If no weights are supplied, the suite applies Matheel’s default feature blend. For custom runs, provide algorithm_path and optional algorithm_options; feature weights are not required for those runs. Relative algorithm_path values are resolved from the config file's directory. Custom runs reject unsupported option names so configuration typos fail early.

Outputs

Summary DataFrame

One row per run, including:

run_name
pair_count
elapsed_seconds
feature_set
mean_score
median_score
max_score
min_score
std_score
top_file_1
top_file_2
top_score
vector_backend
code_metric
chunking_method
algorithm_name
algorithm_function
algorithm_package_version
algorithm_options
algorithm_source_sha256
cache_status
cache_key

elapsed_seconds is rounded to 4 decimal places. feature_set lists the active nonzero feature weights for the run. For custom algorithm runs, feature_set is custom.

Optional Files

summary_out Writes the summary as CSV or JSON.
details_dir Writes one CSV per run with the detailed ranked pairs.
output_format csv or json for the summary file.
progress Enables tqdm progress bars when set to True.
progress_callback Receives structured progress event dictionaries for run-level and pair-level work.
reproducibility_out Writes a JSON snapshot with package versions, source fingerprint, normalized run configs, and run metadata.
cache_dir Enables a local filesystem cache for detailed run outputs.
use_cache Disable this when you want to force fresh scoring even when cache_dir is set.
cache_seed Optional run version or seed value included in cache keys.
Numeric score fields are rounded to 4 decimal places in suite output artifacts.

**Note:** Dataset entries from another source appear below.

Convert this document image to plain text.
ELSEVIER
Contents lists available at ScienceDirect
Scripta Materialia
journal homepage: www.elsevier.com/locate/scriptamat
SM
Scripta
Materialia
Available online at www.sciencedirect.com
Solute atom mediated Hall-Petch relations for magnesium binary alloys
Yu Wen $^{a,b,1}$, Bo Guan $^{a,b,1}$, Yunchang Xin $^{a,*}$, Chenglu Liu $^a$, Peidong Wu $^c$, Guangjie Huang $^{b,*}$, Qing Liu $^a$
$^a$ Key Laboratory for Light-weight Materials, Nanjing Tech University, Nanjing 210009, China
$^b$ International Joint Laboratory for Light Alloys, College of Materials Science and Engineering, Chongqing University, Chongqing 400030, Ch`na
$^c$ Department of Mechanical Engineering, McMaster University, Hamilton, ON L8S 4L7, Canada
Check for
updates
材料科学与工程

Cache keys include the source fingerprint, normalized run config, dependency versions, optional seed, and custom algorithm source fingerprint when one is available. Cache entries are stored under the user-selected cache directory, not inside the repository.

Python Example

from matheel.comparison_suite import run_comparison_suite
from examples.sample_data import write_sample_archive

sample_archive = write_sample_archive("sample_pairs.zip", overwrite=True)

runs = [
    {
        "run_name": "dense_baseline",
        "options": {
            "model_name": "huggingface/CodeBERTa-small-v1",
            "vector_backend": "sentence_transformers",
            "feature_weights": {"semantic": 0.7, "levenshtein": 0.3},
        },
    },
    {
        "run_name": "custom_exact_match",
        "options": {
            "algorithm_path": "./my_algorithm.py",
            "algorithm_options": {"bias": 0.2},
            "preprocess_mode": "basic",
            "number_results": 20,
        },
    },
    {
        "run_name": "code_metric_blend",
        "options": {
            "model_name": "huggingface/CodeBERTa-small-v1",
            "vector_backend": "sentence_transformers",
            "chunking_method": "code",
            "chunk_language": "java",
            "code_metric": "codebleu",
            "code_language": "java",
            "code_metric_weight": 0.2,
            "feature_weights": {"semantic": 0.8, "code_metric": 0.2},
        },
    },
]

summary, details = run_comparison_suite(
    sample_archive,
    runs,
    reproducibility_out="results/reproducibility.json",
    cache_dir="results/cache",
    cache_seed="demo-v1",
    progress=True,
)
print(summary)
print(details["dense_baseline"].head())